In verità Il vecchio cancelliere socialista Helmut Schroder aveva tentato di iscrivere il referendum nella Costituzione federale, ma la CDU si oppose tanto che l’introduzione del referendum di iniziativa popolare si approvò a maggioranza semplice, una difficoltà procedurale che impedisce, ancora oggi, di cambiare la Costituzione dal momento che implica il voto favorevole di una improbabile maggioranza dei due terzi. Ne deriva che in Germania non viene previsto, a livello Federale, l’istituto del referendum di iniziativa popolare che esiste solo in determinati lànder. Ciò vuol dire che i veri detentori del potere rimangono le coalizioni di partiti, relegando all’angolo il popolo che si sente sempre più escluso (la decisione di aprire le frontiere ai migranti, ad esempio, è stata una decisione autonoma della cancelliera Merkel, che non aveva l’obbligo di consultare il popolo né il parlamento).

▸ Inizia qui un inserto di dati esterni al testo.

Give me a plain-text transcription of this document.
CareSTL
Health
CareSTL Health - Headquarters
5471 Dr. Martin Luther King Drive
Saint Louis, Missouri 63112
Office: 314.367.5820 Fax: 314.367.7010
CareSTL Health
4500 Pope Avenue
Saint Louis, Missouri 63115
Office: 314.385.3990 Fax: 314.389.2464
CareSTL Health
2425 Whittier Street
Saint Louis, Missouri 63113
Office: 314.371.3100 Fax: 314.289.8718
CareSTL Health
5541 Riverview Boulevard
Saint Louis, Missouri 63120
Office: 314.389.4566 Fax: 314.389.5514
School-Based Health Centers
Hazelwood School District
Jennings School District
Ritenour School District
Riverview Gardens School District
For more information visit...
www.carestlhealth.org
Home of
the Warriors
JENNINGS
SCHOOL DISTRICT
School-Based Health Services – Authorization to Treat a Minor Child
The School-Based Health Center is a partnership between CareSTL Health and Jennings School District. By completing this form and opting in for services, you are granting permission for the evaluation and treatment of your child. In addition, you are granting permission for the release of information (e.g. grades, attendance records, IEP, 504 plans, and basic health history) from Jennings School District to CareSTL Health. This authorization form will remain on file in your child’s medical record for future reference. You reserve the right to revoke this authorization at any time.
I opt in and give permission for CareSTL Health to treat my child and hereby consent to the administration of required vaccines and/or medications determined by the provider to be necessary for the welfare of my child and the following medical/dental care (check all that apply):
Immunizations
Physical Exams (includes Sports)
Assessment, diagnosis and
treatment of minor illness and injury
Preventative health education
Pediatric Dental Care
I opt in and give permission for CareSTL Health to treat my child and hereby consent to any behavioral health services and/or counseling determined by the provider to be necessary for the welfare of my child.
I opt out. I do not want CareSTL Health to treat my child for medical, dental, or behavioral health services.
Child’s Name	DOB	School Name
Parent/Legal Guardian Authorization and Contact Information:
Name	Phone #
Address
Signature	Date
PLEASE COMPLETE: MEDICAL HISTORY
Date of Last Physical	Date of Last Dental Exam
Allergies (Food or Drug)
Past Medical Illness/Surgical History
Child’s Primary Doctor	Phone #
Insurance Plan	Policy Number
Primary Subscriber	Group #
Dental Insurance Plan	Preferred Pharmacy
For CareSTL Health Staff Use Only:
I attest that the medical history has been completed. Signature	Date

Il sistema istituzionale federale sembra quindi profondamente in crisi, smarrito nelle diatribe di partiti divisi su tutto con una classe politica, costituitasi ormai in casta, come del resto avviene in molte “sedicenti” democrazie occidentali, che si ritrovano d’accordo solo sull’impedire in ogni modo ai cittadini di tornare a votare.